Whether establishment Republicans show up to vote for QAnon candidates remains to be seen, said political analyst Trimmel Gomes. So far, national and state parties have said little, if anything, to denounce QAnon candidates.

“You may have traditional Republicans who may be concerned [about QAnon ideology], but they’ve already been drowned out by everything else that's sort of invaded the party,” Gomes said. “You are seeing the party just unfurl even further. It’s getting so far right that anything goes. And now, QAnon has just latched on and become a melting pot for all the crazies.”

Krosnick said that while it may appear the QAnon phenomenon is spreading like wildfire, research shows that is not the case. Social media followers can be artificially inflated and posts of support for conspiracy theories, or anything else for that matter, can be perpetuated by bots.

Uscinski, who has for years conducted regular polling in Florida about conspiracy theories, agrees that the number of QAnon followers is not exploding.

“We put it in a feeling thermometer that goes from 0-100,” he said of a June 23 poll in Florida. “Q came out a few points better than Fidel Castro. And Florida hates Castro.”

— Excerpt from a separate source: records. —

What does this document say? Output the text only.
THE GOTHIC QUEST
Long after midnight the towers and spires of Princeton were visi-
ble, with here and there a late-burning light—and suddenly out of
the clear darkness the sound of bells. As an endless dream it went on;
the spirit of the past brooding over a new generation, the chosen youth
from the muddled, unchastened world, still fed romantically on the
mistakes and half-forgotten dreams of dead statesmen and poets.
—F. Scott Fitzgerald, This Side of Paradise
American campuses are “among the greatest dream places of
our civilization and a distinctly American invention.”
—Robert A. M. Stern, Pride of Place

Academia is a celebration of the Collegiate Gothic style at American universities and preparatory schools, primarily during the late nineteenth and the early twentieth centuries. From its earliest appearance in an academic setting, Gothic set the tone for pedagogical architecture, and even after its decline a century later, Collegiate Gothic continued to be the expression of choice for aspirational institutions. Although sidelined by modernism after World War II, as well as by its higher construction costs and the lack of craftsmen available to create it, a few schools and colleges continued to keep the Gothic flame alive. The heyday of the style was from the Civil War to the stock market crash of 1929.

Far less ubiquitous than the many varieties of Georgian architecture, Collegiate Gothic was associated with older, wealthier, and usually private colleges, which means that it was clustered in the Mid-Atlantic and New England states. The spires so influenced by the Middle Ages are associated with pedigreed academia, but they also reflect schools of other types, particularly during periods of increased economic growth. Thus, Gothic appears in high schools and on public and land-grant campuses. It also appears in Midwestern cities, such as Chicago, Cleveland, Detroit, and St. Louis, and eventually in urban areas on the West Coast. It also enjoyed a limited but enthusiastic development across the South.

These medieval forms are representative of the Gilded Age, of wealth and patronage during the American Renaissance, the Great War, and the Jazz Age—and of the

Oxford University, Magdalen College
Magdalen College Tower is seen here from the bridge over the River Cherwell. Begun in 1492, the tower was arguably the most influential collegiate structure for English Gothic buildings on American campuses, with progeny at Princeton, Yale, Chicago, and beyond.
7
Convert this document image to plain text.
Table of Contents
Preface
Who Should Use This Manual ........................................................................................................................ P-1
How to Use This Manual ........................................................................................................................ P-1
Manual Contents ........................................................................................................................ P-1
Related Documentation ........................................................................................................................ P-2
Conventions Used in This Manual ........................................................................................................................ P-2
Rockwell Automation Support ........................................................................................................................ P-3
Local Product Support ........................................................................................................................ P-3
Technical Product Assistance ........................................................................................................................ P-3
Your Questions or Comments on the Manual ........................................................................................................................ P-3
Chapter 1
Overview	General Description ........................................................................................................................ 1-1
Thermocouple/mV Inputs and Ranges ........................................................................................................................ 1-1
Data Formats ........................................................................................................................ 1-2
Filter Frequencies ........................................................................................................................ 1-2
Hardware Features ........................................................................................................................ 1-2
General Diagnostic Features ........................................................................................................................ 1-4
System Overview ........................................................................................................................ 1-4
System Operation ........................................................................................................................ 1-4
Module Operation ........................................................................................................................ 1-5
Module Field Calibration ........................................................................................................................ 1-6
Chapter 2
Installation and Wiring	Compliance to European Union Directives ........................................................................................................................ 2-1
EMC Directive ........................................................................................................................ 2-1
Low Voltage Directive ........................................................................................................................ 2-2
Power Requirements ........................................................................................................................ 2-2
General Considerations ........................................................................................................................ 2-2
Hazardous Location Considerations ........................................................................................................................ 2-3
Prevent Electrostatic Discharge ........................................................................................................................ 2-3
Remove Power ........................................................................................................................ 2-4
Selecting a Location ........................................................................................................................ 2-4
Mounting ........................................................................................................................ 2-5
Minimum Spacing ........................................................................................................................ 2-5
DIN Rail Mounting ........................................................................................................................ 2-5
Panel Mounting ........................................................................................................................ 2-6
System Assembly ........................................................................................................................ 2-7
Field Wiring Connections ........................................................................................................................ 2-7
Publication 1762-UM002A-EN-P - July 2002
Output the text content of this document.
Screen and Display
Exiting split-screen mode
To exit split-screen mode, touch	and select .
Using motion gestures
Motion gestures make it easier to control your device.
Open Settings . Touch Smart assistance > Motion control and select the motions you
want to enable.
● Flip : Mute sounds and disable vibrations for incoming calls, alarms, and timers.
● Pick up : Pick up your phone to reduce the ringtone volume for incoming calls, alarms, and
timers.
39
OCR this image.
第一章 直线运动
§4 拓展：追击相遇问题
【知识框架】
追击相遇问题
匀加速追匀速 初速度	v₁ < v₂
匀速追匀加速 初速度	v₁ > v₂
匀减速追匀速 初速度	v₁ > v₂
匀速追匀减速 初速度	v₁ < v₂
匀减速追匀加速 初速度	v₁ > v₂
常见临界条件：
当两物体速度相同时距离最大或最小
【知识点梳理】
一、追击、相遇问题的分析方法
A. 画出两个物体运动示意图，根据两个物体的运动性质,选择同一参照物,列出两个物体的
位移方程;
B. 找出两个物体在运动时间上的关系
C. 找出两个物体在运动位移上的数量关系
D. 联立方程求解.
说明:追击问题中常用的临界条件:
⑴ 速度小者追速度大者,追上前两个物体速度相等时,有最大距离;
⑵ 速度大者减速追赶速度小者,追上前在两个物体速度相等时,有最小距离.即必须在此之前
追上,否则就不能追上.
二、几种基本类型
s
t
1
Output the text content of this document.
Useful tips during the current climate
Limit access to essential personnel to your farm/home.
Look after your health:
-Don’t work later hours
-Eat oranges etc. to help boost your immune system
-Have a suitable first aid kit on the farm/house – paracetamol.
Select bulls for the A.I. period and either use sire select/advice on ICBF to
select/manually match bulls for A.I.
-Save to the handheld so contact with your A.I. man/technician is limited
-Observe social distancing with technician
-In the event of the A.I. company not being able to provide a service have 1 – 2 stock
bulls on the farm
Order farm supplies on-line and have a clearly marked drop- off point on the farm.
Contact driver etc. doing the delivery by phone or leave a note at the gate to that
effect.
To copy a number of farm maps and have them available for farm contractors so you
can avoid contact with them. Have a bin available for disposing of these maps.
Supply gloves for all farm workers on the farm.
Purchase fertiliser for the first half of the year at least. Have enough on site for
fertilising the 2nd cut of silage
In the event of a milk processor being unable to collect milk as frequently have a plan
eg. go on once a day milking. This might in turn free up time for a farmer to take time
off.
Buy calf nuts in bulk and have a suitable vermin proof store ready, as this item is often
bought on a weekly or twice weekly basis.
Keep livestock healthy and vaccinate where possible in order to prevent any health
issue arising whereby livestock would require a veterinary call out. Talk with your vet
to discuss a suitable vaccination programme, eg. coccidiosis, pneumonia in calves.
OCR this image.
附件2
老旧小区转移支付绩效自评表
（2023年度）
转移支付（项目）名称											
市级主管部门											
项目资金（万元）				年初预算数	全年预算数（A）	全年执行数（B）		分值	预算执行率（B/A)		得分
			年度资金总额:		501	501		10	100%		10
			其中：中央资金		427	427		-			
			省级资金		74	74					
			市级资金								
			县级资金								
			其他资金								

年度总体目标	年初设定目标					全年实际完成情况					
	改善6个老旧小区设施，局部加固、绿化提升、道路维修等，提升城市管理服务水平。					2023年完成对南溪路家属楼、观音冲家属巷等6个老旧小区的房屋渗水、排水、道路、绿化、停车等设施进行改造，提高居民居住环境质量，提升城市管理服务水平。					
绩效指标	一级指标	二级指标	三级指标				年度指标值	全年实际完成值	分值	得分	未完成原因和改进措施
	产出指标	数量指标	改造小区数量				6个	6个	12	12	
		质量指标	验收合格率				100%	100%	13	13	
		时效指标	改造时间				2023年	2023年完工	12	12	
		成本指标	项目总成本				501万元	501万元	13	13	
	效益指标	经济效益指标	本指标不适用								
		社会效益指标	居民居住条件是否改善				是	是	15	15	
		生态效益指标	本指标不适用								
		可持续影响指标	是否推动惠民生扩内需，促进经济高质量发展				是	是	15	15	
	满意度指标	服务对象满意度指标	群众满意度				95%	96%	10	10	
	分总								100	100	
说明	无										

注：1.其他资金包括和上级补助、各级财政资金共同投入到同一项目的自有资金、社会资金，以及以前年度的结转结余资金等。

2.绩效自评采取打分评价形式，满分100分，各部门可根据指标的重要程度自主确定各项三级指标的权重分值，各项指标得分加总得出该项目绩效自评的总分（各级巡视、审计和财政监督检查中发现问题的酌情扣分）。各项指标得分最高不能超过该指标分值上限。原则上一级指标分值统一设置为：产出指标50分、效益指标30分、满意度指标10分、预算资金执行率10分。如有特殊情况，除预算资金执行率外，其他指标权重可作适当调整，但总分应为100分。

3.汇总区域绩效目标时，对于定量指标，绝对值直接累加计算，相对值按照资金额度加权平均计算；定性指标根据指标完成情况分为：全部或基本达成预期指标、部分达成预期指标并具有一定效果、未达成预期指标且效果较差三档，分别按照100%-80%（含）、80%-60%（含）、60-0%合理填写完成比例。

Still, some experts are concerned.

“I worry deeply about how we're going to get out of this mess,” Krosnick said. “I don’t see a pathway forward to help people regain trust in facts. It’s going to take a really extraordinary set of leaders in the country to bring us back under control.”

Gomes agreed.

“This phenomenon, unfortunately, has picked up legs,” he said. “The test will be the upcoming election. It’s worrying that people are losing grips on facts and questioning facts ...They don't trust the media, so you can’t go back to them with rational arguments. And I don't know what the solution is to stop it.”